Mindful Compassion – Using the Power of Mindfulness and Compassion to Transform Our Lives
By Paul Gilbert and Choden
Constable & Robinson – £20.00
This is an imporant and powerful book in more ways than one. Important because it really does need to be read. Powerful because of so many of the issues, authors Paul Gilbert and Choden touch upon.
There are numerous examples, but here’s one from the initial chapter, simply entitled ‘Waking Up’: Understanding our minds is perhaps one of the greatest challenges for modern science and each of us personally. You don’t have to think about this very much to recognise that the human mind generates outstanding achievements in science, medicine and institutions for justice, but it is the same mind that can produce the most awful atrocities and acts of greed. For all the challenges that we face in the world, from the injustices of rich versus poor; the need to address global warming and nurture our planet; the need to reduce exploitation of young, weak and poor; or the need to develop universal healthcare systems – the common denominator in all of these is our minds.”

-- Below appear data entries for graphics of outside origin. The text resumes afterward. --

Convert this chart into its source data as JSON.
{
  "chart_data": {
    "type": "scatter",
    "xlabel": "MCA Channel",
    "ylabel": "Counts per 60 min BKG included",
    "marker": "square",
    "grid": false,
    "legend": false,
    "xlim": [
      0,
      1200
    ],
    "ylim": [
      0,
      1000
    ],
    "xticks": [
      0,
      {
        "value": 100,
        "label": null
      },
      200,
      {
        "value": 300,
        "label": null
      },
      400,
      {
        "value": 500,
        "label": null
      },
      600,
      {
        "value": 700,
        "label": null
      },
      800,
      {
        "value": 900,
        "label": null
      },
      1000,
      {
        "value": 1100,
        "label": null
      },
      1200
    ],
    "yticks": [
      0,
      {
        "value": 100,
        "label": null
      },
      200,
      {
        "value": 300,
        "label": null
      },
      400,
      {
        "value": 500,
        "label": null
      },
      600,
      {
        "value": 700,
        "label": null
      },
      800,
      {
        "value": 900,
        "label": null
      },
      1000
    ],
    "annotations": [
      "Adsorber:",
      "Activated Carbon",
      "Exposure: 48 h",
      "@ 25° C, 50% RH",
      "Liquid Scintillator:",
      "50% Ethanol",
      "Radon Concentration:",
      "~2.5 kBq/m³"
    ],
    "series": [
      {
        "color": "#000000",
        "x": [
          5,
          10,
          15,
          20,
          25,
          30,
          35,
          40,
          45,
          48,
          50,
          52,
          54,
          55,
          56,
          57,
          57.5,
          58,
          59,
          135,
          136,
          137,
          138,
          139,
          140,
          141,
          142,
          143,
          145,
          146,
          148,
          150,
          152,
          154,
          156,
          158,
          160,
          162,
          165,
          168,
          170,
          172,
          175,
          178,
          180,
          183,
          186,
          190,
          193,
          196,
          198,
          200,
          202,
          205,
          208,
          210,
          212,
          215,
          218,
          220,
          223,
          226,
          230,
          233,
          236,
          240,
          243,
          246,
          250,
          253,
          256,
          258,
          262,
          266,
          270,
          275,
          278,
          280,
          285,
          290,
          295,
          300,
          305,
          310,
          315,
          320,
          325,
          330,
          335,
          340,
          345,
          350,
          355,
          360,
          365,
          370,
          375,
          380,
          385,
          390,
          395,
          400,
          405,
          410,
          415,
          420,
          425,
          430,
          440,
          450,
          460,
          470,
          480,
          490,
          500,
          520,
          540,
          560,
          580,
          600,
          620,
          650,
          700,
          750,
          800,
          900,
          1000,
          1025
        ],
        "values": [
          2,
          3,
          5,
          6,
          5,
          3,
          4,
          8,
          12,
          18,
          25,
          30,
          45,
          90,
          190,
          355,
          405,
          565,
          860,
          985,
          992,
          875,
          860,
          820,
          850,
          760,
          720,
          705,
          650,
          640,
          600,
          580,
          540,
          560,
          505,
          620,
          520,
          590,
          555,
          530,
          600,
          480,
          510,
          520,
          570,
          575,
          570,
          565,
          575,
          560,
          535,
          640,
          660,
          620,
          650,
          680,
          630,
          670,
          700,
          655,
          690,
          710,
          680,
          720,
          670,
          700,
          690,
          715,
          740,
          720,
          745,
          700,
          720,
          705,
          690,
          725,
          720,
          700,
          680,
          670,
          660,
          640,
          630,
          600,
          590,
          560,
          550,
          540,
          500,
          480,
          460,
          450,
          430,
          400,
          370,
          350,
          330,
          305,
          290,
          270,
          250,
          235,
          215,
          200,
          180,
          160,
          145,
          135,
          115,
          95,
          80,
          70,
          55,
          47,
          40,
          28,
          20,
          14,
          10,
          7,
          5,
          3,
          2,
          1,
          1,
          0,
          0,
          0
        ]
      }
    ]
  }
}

One would surely have to contend that it’s hard to argue with any of the above; for the mind is indeed, a very, very powerful thing. What we choose to do with it however, is obviously another thing altogether.
On the one-side, there’s the likes of Nelson Mandela, while on the other there’s Adolf Hitler – lest one say anymore?
Mindful Compassion – Using the Power of Mindfulness and Compassion to Transform Our Lives, as idealistic as it may initially seem, offers practical, step-by-step advice for utilising the skills of mindfulness and compassion to build ones’ inner capacity – to fundamenatally respond more wisely and kindly to the stresses of our inner emotional lives. Stresses, which more often than not, are entwined with yet further stress by way of conflict.
In other words, there’s a certain clarity of vision contained herein, which in itself, warrants the purchase of this book alone. As Christopher Germer of the Harvard Medical School and author of The Mindful Path to Self-Compassion has already written: ”This book is a brilliant synthesis of two grand psychological traditions – mindfulness and compassion. In clear, compelling prose, Gilbert and Choden illustrate how the human brain gets into trouble time and time again. Then they explain why we need both compassion and mindfulness to liberate ourselves from unnecessary suffering and they offer elegant exercsies to train the mind in those vital human capacities.”
That Gilbert is a Professor of Clinical Psycholgoy and Choden a former Buddhist monk, would suggest that a great deal of expertise and thought has gone into the composition of this book. But more importantly, it enables the reader to ultimately stretch the mind by challenging us with a number of dense and ethical dillemas – the sort of which aren’t that easy to compartmentalize – let alone (always) answer.
Compassionate and tough in equal measure.